A remarkably small number of signaling cascades are used across phyla to control cell specification. Thus, specificity must arise from combinatorial and cross-regulatory interactions among these pathways. Significant progress has been made in identifying the common immediate effectors for many of these conserved pathways, including those used during Ras- and Notch-dependent signaling. However, how these common pathways drive distinct cell fate choices in particular organs remains unclear.
Many of the common components within the Ras/mitogen-activated protein kinase (MAPK) and Notch/Delta signaling pathways have been identified and studied extensively in the developing Drosophila
compound eye [1
]. This is in large part because each of the 20 cells present in the approximately 750 repeating adult eye units (ommatidia) in this organ is stereotypically and sequentially recruited by the reiterative use of these two pathways. First, the R8 photoreceptor neuron is selected through Notch-dependent lateral inhibition, followed by stepwise recruitment of the R2/R5, R3/R4, R1/R6, and R7 photoreceptors (PRs), four cone cells (CCs), two primary pigment cells (PPCs), and approximately nine shared highly pigmented interommatidial cells by use of both Ras and Notch signaling [5
]. How Ras and Notch are differentially interpreted in these different cell types, however, is not understood.

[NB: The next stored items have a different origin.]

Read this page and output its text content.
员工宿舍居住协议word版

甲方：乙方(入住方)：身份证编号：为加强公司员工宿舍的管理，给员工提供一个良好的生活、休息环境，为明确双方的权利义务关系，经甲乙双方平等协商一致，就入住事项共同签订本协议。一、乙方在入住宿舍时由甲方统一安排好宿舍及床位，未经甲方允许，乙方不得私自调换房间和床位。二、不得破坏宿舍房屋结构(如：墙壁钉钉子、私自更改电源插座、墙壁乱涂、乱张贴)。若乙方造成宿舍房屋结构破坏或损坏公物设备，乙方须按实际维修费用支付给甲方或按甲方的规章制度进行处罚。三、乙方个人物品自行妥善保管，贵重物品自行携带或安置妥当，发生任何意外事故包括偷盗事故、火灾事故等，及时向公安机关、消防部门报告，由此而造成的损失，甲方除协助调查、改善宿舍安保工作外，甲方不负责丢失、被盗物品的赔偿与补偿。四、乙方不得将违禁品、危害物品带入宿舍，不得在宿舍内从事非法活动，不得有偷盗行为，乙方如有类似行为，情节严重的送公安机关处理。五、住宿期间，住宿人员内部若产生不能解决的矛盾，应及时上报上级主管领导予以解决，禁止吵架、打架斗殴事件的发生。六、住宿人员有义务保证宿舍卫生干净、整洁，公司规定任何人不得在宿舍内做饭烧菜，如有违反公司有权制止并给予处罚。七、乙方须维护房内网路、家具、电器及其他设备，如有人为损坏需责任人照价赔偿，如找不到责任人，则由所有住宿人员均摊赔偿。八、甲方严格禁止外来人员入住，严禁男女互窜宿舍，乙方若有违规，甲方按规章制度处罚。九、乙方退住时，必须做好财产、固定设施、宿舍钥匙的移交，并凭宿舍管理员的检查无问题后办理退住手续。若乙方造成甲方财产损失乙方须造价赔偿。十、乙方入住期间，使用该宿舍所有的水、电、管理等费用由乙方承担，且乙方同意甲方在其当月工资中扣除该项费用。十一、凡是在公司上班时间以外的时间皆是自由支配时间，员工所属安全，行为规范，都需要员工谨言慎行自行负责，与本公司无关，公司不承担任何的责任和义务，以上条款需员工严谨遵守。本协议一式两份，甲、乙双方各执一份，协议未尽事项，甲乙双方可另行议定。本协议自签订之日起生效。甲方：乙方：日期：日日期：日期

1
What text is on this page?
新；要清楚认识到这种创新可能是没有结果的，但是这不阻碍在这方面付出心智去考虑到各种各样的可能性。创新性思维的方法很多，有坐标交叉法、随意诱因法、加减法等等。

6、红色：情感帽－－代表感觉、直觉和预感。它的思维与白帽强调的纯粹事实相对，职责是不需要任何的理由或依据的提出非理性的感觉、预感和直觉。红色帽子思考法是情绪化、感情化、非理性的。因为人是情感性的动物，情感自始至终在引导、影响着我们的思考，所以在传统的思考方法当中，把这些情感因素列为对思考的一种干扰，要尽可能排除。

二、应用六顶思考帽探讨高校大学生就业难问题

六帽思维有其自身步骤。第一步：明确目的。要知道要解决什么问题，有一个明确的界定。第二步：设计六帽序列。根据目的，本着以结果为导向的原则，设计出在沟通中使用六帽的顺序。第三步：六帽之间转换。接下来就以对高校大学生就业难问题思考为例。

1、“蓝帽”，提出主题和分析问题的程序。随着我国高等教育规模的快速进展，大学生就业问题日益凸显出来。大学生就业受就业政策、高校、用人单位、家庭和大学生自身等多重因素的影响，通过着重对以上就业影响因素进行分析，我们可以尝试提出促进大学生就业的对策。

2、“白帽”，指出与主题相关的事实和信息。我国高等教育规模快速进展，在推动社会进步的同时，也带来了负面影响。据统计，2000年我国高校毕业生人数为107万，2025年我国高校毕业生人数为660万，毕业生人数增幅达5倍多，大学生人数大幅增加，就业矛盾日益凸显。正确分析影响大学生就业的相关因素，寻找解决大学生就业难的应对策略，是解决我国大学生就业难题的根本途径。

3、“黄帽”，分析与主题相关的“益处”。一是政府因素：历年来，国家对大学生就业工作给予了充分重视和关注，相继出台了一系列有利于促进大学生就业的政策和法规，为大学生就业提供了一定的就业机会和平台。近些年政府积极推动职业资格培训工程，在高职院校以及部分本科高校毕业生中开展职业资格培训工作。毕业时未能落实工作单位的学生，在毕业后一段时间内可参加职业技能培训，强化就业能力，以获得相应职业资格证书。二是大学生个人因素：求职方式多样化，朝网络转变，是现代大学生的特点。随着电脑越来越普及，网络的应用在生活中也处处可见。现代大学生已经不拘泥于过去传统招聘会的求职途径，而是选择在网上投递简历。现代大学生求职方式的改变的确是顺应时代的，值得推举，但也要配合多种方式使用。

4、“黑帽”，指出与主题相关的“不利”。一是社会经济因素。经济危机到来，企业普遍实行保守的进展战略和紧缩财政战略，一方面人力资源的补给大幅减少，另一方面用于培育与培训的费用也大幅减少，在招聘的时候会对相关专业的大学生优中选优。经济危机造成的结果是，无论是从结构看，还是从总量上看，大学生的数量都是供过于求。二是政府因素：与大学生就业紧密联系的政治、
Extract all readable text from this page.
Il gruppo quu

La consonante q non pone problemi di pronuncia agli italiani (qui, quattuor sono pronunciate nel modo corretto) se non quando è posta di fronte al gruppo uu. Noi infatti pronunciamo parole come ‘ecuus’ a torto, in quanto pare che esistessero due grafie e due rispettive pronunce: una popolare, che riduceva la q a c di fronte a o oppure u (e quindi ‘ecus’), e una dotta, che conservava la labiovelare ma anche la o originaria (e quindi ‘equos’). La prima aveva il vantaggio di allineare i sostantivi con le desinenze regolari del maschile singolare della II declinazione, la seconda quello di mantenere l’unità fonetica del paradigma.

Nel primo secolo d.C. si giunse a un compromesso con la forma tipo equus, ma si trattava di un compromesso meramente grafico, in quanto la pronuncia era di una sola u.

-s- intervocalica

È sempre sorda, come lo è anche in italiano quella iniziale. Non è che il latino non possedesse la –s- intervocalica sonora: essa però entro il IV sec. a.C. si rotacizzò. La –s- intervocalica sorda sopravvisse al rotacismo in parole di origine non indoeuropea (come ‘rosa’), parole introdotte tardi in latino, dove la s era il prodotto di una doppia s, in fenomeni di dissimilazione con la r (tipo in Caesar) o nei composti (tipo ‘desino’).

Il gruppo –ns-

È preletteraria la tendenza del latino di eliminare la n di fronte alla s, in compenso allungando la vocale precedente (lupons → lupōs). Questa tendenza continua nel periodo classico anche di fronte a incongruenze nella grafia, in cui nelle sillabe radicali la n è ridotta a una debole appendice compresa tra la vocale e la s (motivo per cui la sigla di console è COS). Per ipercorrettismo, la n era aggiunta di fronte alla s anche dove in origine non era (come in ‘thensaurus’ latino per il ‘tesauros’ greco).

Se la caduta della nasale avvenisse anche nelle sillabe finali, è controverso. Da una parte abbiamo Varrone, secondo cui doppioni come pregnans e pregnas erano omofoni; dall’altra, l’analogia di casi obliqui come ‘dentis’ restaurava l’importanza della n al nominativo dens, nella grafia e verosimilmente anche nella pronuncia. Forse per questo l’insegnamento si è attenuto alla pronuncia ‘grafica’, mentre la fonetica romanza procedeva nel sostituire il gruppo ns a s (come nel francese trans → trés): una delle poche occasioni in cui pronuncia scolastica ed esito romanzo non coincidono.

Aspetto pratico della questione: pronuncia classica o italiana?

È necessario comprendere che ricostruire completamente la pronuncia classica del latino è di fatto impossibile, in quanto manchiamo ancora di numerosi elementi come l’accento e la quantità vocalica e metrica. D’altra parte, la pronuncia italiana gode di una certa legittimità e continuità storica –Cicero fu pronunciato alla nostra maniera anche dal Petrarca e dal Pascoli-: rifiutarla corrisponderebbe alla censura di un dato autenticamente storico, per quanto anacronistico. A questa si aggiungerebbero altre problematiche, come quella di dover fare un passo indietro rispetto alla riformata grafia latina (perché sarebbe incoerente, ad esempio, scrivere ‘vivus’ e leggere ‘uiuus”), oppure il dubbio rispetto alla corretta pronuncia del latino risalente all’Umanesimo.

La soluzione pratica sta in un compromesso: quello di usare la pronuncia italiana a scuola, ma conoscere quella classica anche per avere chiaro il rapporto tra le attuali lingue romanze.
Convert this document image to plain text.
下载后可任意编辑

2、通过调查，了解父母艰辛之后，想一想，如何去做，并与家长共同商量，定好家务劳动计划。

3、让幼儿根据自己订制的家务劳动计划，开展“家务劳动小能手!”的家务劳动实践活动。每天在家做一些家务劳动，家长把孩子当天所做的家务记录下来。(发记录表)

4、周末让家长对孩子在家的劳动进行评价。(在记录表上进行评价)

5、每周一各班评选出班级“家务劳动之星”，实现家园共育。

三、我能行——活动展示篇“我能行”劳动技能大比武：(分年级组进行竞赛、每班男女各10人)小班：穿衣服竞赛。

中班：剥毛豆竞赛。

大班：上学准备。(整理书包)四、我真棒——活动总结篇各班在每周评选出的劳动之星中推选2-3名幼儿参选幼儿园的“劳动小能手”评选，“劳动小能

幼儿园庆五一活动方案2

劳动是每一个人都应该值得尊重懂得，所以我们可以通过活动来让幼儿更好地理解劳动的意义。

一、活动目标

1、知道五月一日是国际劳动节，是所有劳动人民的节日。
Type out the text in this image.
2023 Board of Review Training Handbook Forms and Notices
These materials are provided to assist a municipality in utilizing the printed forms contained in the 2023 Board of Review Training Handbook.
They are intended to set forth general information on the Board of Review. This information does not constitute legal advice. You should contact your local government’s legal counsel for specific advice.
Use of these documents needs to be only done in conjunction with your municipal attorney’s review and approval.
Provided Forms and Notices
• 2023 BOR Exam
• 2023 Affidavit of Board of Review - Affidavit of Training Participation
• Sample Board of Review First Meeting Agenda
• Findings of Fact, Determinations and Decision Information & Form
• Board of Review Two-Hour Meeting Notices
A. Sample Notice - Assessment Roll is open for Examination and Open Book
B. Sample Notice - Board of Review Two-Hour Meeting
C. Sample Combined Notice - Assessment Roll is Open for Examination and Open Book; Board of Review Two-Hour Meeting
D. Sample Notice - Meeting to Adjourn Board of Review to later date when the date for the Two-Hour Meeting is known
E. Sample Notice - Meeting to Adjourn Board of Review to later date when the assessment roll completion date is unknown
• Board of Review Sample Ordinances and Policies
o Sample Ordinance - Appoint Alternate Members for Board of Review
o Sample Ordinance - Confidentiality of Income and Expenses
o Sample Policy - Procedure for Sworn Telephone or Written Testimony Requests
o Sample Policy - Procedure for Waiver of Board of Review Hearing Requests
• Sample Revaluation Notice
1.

Specification of the R7 photoreceptor provides a particularly useful model for exploring Ras and Notch signal integration in the fly eye. The R7 and CCs are the last cells to be recruited to ommatidial clusters before pupation, and classic studies have established that prior to their specification, these five cells comprise an 'R7 equivalence group' [10
]. All cells within the R7 equivalence group express Notch, the epidermal growth factor (EGF) receptor (EGFR), and Sevenless, a tyrosine kinase receptor that, like EGFR, signals via the Ras/MAPK pathway. The ligands Delta and EGF are made available from the previously specified PRs R1 and R6, but only one cell can directly contact Boss, the Sev ligand, present on the surface of the R8 PR [12
]. This cell, receiving higher Ras/MAPK levels, is driven towards an R7 fate, while the remaining cells that do not receive Sev signaling become epithelial CCs [2
]. These studies have led to the prevailing model that Ras/MAPK signaling is necessary and sufficient for neuronal versus non-neuronal cell fate decisions in this group of cells. However, more recent work in the fly eye has shown that Ras/MAPK levels also indirectly control Delta expression [18
], a neurogenic factor in much of the developing nervous system [20
], and mutants affecting Ras or Notch signaling cause only partial R7 versus CC fate switches [2
]. Thus, it is important to clarify the role of these signaling pathways in R7 versus CC fate choices, as it serves as a useful model for addressing how different levels of signaling mediate cell-specific fate decisions during development.
Two specific downstream targets of Ras and Notch within the R7 equivalence group are the transcription factors Prospero (Pros) and dPax2 (also known as sparkling
) or shaven
]. Pros is expressed in all five cells and is later up-regulated in the presumptive R7 by Sevenless [26
]. dPax2, on the other hand, is restricted to the four CC precursor cells, and is later expanded into the PPCs, the next cells to form in the eye [28
]. Enhancers partially reflecting these Pros and dPax2 expression patterns have been identified. Pros expression is directly up-regulated by the EGF/Ras/MAPK-activated ETS transcription factor PntP2, and is probably indirectly regulated by Notch signaling [26
]. dPax2, instead, is controlled by the combined direct inputs of PntP2 and the Notch/Su(H) activation complex [30
]. While these studies provide evidence that Pros and dPax2 are direct transcriptional targets of Ras and Notch signaling, the functional relevance of this regulation remains an unanswered question.
Here, we demonstrate that Pros and dPax2 are expressed at different levels in distinct subtypes of CC precursors, indicating that not all CCs are 'equivalent'. Further, we show that individual mutations in Pros or Pax2 cause minor changes in CC numbers, while their simultaneous removal prevents all CC recruitment, revealing that these factors combinatorially control CC fate determination. Mechanistically, we demonstrate that Pros maintains high-activated MAPK (pERK) levels in the R7 equivalence group, thus promoting neuronal PR fate within this cell population. Conversely, dPax2 transcriptionally suppresses Delta expression in CC precursors, serving as an anti-neuronal factor. Importantly, the integration of Pros and dPax2 functions via Ras and Notch signaling feedback is necessary to fully control neuronal versus non-neuronal cell fate decisions in the fly eye. Since Pros and dPax2 orthologs are co-expressed in many developmental systems requiring Ras/MAPK and Delta/Notch inputs, it is likely that these processes are evolutionarily conserved.